Le volet constitutionnel, qui nécessite une majorité des trois cinquièmes au Parlement réuni en Congrès à Versailles, prévoit entre autres la suppression de la Cour de justice de la République, une réforme du Conseil supérieur de la magistrature et du Conseil économique, social et environnemental (Cese). La suppression du mot "race" de la Loi fondamentale, l'ajout d'une référence à la protection de l'environnement et la reconnaissance de la spécificité de la Corse sont prévus.

Deux autres textes - une loi ordinaire et une loi organique qui doivent acter la réduction d'un tiers du nombre de parlementaires et l'introduction d'une dose de proportionnelle aux élections législatives - sont aussi sur la table.

> La loi Pacte

Le plan d'action pour la croissance et la transformation des entreprises (PACTE) est destiné à favoriser la croissance des entreprises, tout en associant davantage les salariés à leurs résultats. Le texte, qui a été présenté en conseil des ministres le 18 juin, devrait être discuté au Parlement à partir de septembre. Cette loi inclut la privatisation d'Aéroports de Paris (ADP) et de la Française des Jeux. Bruno Le Maire a toutefois laissé entendre que cet examen pourrait être décalé en raison des perturbations du calendrier parlementaire consécutives à l'affaire Benalla.

> PLF/PLFSS

Après la sortie de la procédure de déficit excessif, l'exécutif va devoir donner des gages sur la manière dont il compte tenir ses objectifs de rétablissement des comptes publics.

Resté discret jusqu'ici sur les mesures d'économies envisagées, notamment sur les suppressions d'emplois dans la fonction publique, le gouvernement devrait préciser ses intentions dans les projets de budgets de l'Etat et de la sécurité sociale, qui doivent être présentés fin septembre.

> Assurance-chômage

Des rencontres bilatérales sont prévues en septembre entre les partenaires sociaux et l'exécutif afin d'établir un diagnostic sur lequel se basera la feuille de route de la négociation sur l'assurance-chômage censée aboutir en janvier 2019.

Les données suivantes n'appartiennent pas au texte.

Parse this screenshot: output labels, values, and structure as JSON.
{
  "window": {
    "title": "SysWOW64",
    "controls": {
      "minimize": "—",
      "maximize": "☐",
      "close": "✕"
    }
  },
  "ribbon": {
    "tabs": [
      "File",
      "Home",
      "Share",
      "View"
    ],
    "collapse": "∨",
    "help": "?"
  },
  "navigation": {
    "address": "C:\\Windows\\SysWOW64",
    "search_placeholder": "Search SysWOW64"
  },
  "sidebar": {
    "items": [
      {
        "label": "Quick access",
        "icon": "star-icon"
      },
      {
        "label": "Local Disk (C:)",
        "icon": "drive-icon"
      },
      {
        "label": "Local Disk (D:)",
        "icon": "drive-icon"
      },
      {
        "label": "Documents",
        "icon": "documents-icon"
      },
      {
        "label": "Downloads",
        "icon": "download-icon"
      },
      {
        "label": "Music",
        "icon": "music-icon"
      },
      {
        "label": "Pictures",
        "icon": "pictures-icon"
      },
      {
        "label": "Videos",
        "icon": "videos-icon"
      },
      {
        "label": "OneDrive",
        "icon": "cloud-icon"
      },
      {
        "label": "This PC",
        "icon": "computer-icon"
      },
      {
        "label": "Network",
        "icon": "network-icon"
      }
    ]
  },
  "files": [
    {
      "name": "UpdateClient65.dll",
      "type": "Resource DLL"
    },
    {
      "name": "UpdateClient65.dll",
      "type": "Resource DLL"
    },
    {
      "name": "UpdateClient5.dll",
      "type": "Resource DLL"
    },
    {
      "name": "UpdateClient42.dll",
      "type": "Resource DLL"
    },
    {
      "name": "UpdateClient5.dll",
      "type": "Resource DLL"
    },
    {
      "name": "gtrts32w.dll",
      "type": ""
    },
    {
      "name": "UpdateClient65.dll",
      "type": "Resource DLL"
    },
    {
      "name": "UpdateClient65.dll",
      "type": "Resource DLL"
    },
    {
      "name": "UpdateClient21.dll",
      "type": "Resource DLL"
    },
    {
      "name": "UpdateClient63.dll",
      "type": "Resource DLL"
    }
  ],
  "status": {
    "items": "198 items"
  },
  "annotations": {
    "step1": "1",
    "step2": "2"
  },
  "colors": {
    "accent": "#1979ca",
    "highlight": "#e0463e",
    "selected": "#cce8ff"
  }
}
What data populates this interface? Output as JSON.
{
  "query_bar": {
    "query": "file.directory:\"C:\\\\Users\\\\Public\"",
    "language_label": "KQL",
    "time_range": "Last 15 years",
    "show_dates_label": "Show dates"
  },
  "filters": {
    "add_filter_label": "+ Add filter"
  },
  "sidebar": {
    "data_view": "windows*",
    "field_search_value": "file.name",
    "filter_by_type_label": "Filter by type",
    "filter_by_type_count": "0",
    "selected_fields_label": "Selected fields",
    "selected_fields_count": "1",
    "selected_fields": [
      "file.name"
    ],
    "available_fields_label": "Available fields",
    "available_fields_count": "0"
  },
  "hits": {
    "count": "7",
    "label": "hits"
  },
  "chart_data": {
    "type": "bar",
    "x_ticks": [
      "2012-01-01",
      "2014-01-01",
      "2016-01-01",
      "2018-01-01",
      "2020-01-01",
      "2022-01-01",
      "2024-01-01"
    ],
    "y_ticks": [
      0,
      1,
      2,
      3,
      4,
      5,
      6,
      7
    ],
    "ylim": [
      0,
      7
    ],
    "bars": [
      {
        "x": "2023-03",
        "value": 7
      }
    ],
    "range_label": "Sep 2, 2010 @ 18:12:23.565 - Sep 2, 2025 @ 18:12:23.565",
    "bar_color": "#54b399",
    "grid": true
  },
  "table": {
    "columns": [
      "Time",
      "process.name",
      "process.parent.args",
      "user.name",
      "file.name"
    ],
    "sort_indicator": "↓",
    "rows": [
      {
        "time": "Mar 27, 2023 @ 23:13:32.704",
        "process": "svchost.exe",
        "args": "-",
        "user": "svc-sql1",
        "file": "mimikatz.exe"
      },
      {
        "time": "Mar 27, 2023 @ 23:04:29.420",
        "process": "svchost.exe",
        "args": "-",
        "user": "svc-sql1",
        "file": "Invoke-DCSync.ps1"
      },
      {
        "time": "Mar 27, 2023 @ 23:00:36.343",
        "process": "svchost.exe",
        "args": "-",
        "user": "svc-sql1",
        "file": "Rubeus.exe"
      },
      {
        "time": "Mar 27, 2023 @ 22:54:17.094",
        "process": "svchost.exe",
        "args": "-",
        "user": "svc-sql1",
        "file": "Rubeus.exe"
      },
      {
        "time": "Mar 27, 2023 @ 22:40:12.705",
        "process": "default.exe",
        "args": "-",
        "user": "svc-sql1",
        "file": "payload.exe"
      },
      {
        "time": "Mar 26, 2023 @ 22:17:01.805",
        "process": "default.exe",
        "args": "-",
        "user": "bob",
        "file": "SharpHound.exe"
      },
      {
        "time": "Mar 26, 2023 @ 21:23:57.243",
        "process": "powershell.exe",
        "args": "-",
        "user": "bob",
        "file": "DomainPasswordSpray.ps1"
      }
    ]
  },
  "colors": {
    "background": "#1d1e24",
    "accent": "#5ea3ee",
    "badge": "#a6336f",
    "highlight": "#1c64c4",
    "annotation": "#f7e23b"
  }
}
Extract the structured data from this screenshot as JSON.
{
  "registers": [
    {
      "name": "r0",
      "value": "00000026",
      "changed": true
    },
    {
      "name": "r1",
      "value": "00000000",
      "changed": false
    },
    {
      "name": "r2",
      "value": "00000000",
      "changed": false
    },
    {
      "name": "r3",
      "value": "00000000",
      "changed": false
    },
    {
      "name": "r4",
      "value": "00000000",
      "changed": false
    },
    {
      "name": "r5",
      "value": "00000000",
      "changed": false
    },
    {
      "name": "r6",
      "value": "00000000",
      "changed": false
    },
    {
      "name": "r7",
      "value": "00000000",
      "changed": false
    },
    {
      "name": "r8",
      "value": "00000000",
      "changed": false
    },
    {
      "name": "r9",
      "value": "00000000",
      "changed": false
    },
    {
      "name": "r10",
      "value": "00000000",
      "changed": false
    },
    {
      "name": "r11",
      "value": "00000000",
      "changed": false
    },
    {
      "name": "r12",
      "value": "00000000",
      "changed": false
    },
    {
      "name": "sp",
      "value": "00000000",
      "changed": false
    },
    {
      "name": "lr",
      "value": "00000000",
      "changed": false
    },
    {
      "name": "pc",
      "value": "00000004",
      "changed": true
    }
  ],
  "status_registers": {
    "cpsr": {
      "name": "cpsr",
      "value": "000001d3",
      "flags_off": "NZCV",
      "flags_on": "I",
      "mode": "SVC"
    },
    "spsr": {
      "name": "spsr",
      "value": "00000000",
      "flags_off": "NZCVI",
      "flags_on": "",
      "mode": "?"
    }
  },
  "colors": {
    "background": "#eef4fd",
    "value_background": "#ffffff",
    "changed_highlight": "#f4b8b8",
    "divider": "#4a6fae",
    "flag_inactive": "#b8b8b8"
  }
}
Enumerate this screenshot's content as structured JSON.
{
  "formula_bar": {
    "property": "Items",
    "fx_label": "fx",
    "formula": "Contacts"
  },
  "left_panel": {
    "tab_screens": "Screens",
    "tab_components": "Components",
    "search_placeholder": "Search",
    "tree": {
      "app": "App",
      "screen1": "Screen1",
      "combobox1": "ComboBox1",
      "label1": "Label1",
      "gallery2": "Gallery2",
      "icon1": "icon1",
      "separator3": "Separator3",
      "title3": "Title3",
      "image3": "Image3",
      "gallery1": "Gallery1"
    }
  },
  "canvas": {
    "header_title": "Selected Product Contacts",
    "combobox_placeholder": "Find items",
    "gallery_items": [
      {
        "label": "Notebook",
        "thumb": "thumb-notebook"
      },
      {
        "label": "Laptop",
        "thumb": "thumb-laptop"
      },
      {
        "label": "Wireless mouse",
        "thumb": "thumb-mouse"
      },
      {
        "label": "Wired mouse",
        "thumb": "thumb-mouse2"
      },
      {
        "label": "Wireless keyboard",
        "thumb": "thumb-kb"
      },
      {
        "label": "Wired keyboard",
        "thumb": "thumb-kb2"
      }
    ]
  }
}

> Projet de loi d'orientation des mobilités (LOM)

Attendu de longue date par les acteurs du secteur des transports, ce texte, qui était initialement annoncé pour le printemps, est désormais attendu pour la rentrée avec une présentation en conseil des ministres. Le plan vélo devrait notamment être dévoilé à cette occasion. Le projet de loi devrait reprendre une partie des mesures présentées le 19 juillet, dont la mise en place de voies réservées au covoiturage, un soutien à l'achat de véhicules propres et un déploiement des bornes de recharge pour voitures électriques.